Figure 3. PA of sine 3 months after initial diagnosis
During a follow-up visit with his pediatrician 8 months after diagnosis, he had grown 7 cm (2.75 inches) taller. At 10 months after diagnosis, he had a negative test result on the Adam’s forward bend test and no asymmetry of his back while standing was observed (Figure 4).

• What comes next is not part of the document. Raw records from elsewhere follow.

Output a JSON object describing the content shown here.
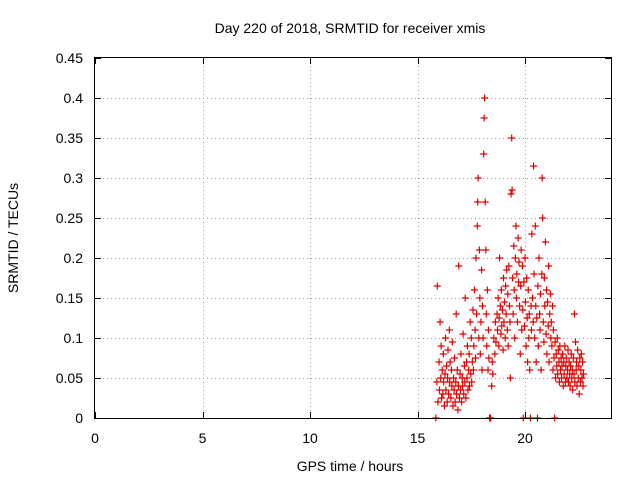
{
  "chart_data": {
    "type": "scatter",
    "title": "Day 220 of 2018, SRMTID for receiver xmis",
    "xlabel": "GPS time / hours",
    "ylabel": "SRMTID / TECUs",
    "xlim": [
      0,
      24
    ],
    "ylim": [
      0,
      0.45
    ],
    "x_ticks": [
      0,
      5,
      10,
      15,
      20
    ],
    "x_tick_labels": [
      "0",
      "5",
      "10",
      "15",
      "20"
    ],
    "y_ticks": [
      0,
      0.05,
      0.1,
      0.15,
      0.2,
      0.25,
      0.3,
      0.35,
      0.4,
      0.45
    ],
    "y_tick_labels": [
      "0",
      "0.05",
      "0.1",
      "0.15",
      "0.2",
      "0.25",
      "0.3",
      "0.35",
      "0.4",
      "0.45"
    ],
    "grid": true,
    "marker": "+",
    "color": "#e00000",
    "series": [
      {
        "name": "SRMTID",
        "points": [
          [
            15.85,
            0.0
          ],
          [
            15.9,
            0.045
          ],
          [
            15.92,
            0.165
          ],
          [
            15.95,
            0.02
          ],
          [
            16.0,
            0.07
          ],
          [
            16.02,
            0.035
          ],
          [
            16.05,
            0.12
          ],
          [
            16.08,
            0.05
          ],
          [
            16.1,
            0.09
          ],
          [
            16.12,
            0.025
          ],
          [
            16.15,
            0.06
          ],
          [
            16.18,
            0.03
          ],
          [
            16.2,
            0.08
          ],
          [
            16.22,
            0.045
          ],
          [
            16.25,
            0.015
          ],
          [
            16.28,
            0.055
          ],
          [
            16.3,
            0.1
          ],
          [
            16.32,
            0.035
          ],
          [
            16.35,
            0.065
          ],
          [
            16.38,
            0.02
          ],
          [
            16.4,
            0.05
          ],
          [
            16.42,
            0.085
          ],
          [
            16.45,
            0.03
          ],
          [
            16.48,
            0.11
          ],
          [
            16.5,
            0.045
          ],
          [
            16.52,
            0.07
          ],
          [
            16.55,
            0.025
          ],
          [
            16.58,
            0.06
          ],
          [
            16.6,
            0.04
          ],
          [
            16.62,
            0.095
          ],
          [
            16.65,
            0.015
          ],
          [
            16.68,
            0.05
          ],
          [
            16.7,
            0.035
          ],
          [
            16.72,
            0.075
          ],
          [
            16.75,
            0.02
          ],
          [
            16.78,
            0.045
          ],
          [
            16.8,
            0.13
          ],
          [
            16.82,
            0.03
          ],
          [
            16.85,
            0.06
          ],
          [
            16.88,
            0.01
          ],
          [
            16.9,
            0.04
          ],
          [
            16.92,
            0.19
          ],
          [
            16.95,
            0.025
          ],
          [
            16.98,
            0.055
          ],
          [
            17.0,
            0.035
          ],
          [
            17.02,
            0.08
          ],
          [
            17.05,
            0.02
          ],
          [
            17.08,
            0.05
          ],
          [
            17.1,
            0.04
          ],
          [
            17.12,
            0.105
          ],
          [
            17.15,
            0.03
          ],
          [
            17.18,
            0.065
          ],
          [
            17.2,
            0.045
          ],
          [
            17.22,
            0.15
          ],
          [
            17.25,
            0.025
          ],
          [
            17.28,
            0.07
          ],
          [
            17.3,
            0.05
          ],
          [
            17.32,
            0.09
          ],
          [
            17.35,
            0.035
          ],
          [
            17.38,
            0.06
          ],
          [
            17.4,
            0.08
          ],
          [
            17.42,
            0.04
          ],
          [
            17.45,
            0.12
          ],
          [
            17.48,
            0.055
          ],
          [
            17.5,
            0.1
          ],
          [
            17.52,
            0.045
          ],
          [
            17.55,
            0.07
          ],
          [
            17.58,
            0.135
          ],
          [
            17.6,
            0.06
          ],
          [
            17.62,
            0.09
          ],
          [
            17.65,
            0.16
          ],
          [
            17.68,
            0.11
          ],
          [
            17.7,
            0.075
          ],
          [
            17.72,
            0.2
          ],
          [
            17.75,
            0.13
          ],
          [
            17.78,
            0.24
          ],
          [
            17.8,
            0.27
          ],
          [
            17.82,
            0.3
          ],
          [
            17.85,
            0.1
          ],
          [
            17.88,
            0.21
          ],
          [
            17.9,
            0.15
          ],
          [
            17.92,
            0.08
          ],
          [
            17.95,
            0.12
          ],
          [
            17.98,
            0.185
          ],
          [
            18.0,
            0.06
          ],
          [
            18.02,
            0.14
          ],
          [
            18.05,
            0.1
          ],
          [
            18.08,
            0.33
          ],
          [
            18.1,
            0.375
          ],
          [
            18.12,
            0.4
          ],
          [
            18.15,
            0.27
          ],
          [
            18.18,
            0.21
          ],
          [
            18.2,
            0.13
          ],
          [
            18.22,
            0.09
          ],
          [
            18.25,
            0.16
          ],
          [
            18.28,
            0.06
          ],
          [
            18.3,
            0.11
          ],
          [
            18.32,
            0.075
          ],
          [
            18.35,
            0.0
          ],
          [
            18.38,
            0.0
          ],
          [
            18.4,
            0.0
          ],
          [
            18.45,
            0.04
          ],
          [
            18.48,
            0.07
          ],
          [
            18.5,
            0.055
          ],
          [
            18.55,
            0.1
          ],
          [
            18.6,
            0.08
          ],
          [
            18.62,
            0.12
          ],
          [
            18.65,
            0.095
          ],
          [
            18.7,
            0.13
          ],
          [
            18.72,
            0.11
          ],
          [
            18.75,
            0.15
          ],
          [
            18.78,
            0.09
          ],
          [
            18.8,
            0.125
          ],
          [
            18.82,
            0.2
          ],
          [
            18.85,
            0.14
          ],
          [
            18.88,
            0.105
          ],
          [
            18.9,
            0.16
          ],
          [
            18.92,
            0.115
          ],
          [
            18.95,
            0.135
          ],
          [
            18.98,
            0.085
          ],
          [
            19.0,
            0.175
          ],
          [
            19.02,
            0.12
          ],
          [
            19.05,
            0.145
          ],
          [
            19.08,
            0.1
          ],
          [
            19.1,
            0.165
          ],
          [
            19.12,
            0.13
          ],
          [
            19.15,
            0.185
          ],
          [
            19.18,
            0.11
          ],
          [
            19.2,
            0.155
          ],
          [
            19.22,
            0.09
          ],
          [
            19.25,
            0.19
          ],
          [
            19.28,
            0.14
          ],
          [
            19.3,
            0.12
          ],
          [
            19.32,
            0.05
          ],
          [
            19.35,
            0.28
          ],
          [
            19.38,
            0.35
          ],
          [
            19.4,
            0.285
          ],
          [
            19.42,
            0.175
          ],
          [
            19.45,
            0.13
          ],
          [
            19.48,
            0.215
          ],
          [
            19.5,
            0.16
          ],
          [
            19.52,
            0.1
          ],
          [
            19.55,
            0.2
          ],
          [
            19.58,
            0.24
          ],
          [
            19.6,
            0.15
          ],
          [
            19.62,
            0.18
          ],
          [
            19.65,
            0.12
          ],
          [
            19.68,
            0.225
          ],
          [
            19.7,
            0.17
          ],
          [
            19.72,
            0.195
          ],
          [
            19.75,
            0.14
          ],
          [
            19.78,
            0.08
          ],
          [
            19.8,
            0.165
          ],
          [
            19.82,
            0.21
          ],
          [
            19.85,
            0.11
          ],
          [
            19.88,
            0.19
          ],
          [
            19.9,
            0.135
          ],
          [
            19.92,
            0.0
          ],
          [
            19.95,
            0.17
          ],
          [
            19.98,
            0.115
          ],
          [
            20.0,
            0.2
          ],
          [
            20.02,
            0.145
          ],
          [
            20.05,
            0.09
          ],
          [
            20.08,
            0.175
          ],
          [
            20.1,
            0.125
          ],
          [
            20.12,
            0.07
          ],
          [
            20.15,
            0.16
          ],
          [
            20.18,
            0.1
          ],
          [
            20.2,
            0.13
          ],
          [
            20.22,
            0.06
          ],
          [
            20.25,
            0.0
          ],
          [
            20.28,
            0.14
          ],
          [
            20.3,
            0.11
          ],
          [
            20.32,
            0.23
          ],
          [
            20.35,
            0.15
          ],
          [
            20.38,
            0.12
          ],
          [
            20.4,
            0.315
          ],
          [
            20.42,
            0.18
          ],
          [
            20.45,
            0.1
          ],
          [
            20.48,
            0.24
          ],
          [
            20.5,
            0.14
          ],
          [
            20.52,
            0.07
          ],
          [
            20.55,
            0.125
          ],
          [
            20.58,
            0.0
          ],
          [
            20.6,
            0.165
          ],
          [
            20.62,
            0.09
          ],
          [
            20.65,
            0.2
          ],
          [
            20.68,
            0.13
          ],
          [
            20.7,
            0.11
          ],
          [
            20.72,
            0.155
          ],
          [
            20.75,
            0.06
          ],
          [
            20.78,
            0.18
          ],
          [
            20.8,
            0.3
          ],
          [
            20.82,
            0.25
          ],
          [
            20.85,
            0.12
          ],
          [
            20.88,
            0.095
          ],
          [
            20.9,
            0.175
          ],
          [
            20.92,
            0.14
          ],
          [
            20.95,
            0.22
          ],
          [
            20.98,
            0.105
          ],
          [
            21.0,
            0.16
          ],
          [
            21.02,
            0.08
          ],
          [
            21.05,
            0.145
          ],
          [
            21.08,
            0.115
          ],
          [
            21.1,
            0.19
          ],
          [
            21.12,
            0.07
          ],
          [
            21.15,
            0.13
          ],
          [
            21.18,
            0.155
          ],
          [
            21.2,
            0.1
          ],
          [
            21.22,
            0.12
          ],
          [
            21.25,
            0.09
          ],
          [
            21.28,
            0.14
          ],
          [
            21.3,
            0.06
          ],
          [
            21.32,
            0.11
          ],
          [
            21.35,
            0.075
          ],
          [
            21.38,
            0.0
          ],
          [
            21.4,
            0.095
          ],
          [
            21.42,
            0.05
          ],
          [
            21.45,
            0.08
          ],
          [
            21.48,
            0.065
          ],
          [
            21.5,
            0.1
          ],
          [
            21.52,
            0.055
          ],
          [
            21.55,
            0.085
          ],
          [
            21.58,
            0.07
          ],
          [
            21.6,
            0.045
          ],
          [
            21.62,
            0.09
          ],
          [
            21.65,
            0.06
          ],
          [
            21.68,
            0.075
          ],
          [
            21.7,
            0.05
          ],
          [
            21.72,
            0.065
          ],
          [
            21.75,
            0.08
          ],
          [
            21.78,
            0.04
          ],
          [
            21.8,
            0.07
          ],
          [
            21.82,
            0.055
          ],
          [
            21.85,
            0.09
          ],
          [
            21.88,
            0.045
          ],
          [
            21.9,
            0.065
          ],
          [
            21.92,
            0.075
          ],
          [
            21.95,
            0.05
          ],
          [
            21.98,
            0.06
          ],
          [
            22.0,
            0.085
          ],
          [
            22.02,
            0.045
          ],
          [
            22.05,
            0.07
          ],
          [
            22.08,
            0.055
          ],
          [
            22.1,
            0.04
          ],
          [
            22.12,
            0.065
          ],
          [
            22.15,
            0.08
          ],
          [
            22.18,
            0.05
          ],
          [
            22.2,
            0.06
          ],
          [
            22.22,
            0.035
          ],
          [
            22.25,
            0.075
          ],
          [
            22.28,
            0.055
          ],
          [
            22.3,
            0.13
          ],
          [
            22.32,
            0.045
          ],
          [
            22.35,
            0.095
          ],
          [
            22.38,
            0.06
          ],
          [
            22.4,
            0.07
          ],
          [
            22.42,
            0.04
          ],
          [
            22.45,
            0.085
          ],
          [
            22.48,
            0.05
          ],
          [
            22.5,
            0.065
          ],
          [
            22.52,
            0.03
          ],
          [
            22.55,
            0.075
          ],
          [
            22.58,
            0.045
          ],
          [
            22.6,
            0.06
          ],
          [
            22.62,
            0.08
          ],
          [
            22.65,
            0.05
          ],
          [
            22.68,
            0.07
          ],
          [
            22.7,
            0.04
          ],
          [
            22.72,
            0.055
          ]
        ]
      }
    ]
  }
}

Figure 4. Resolution of asymmetry 10 months after initial diagnosis
Conclusion
AIS is a spinal skeletal deformity seen in children aged 11 to 18 years that can lead to back pain, disfigurement, and functional impairment if left untreated. Currently, surgical repair of the curved spine is the only known treatment proven to correct AIS. Our case report suggests exercise and physical therapy are possible options for improvement and even resolution of moderate curves in AIS.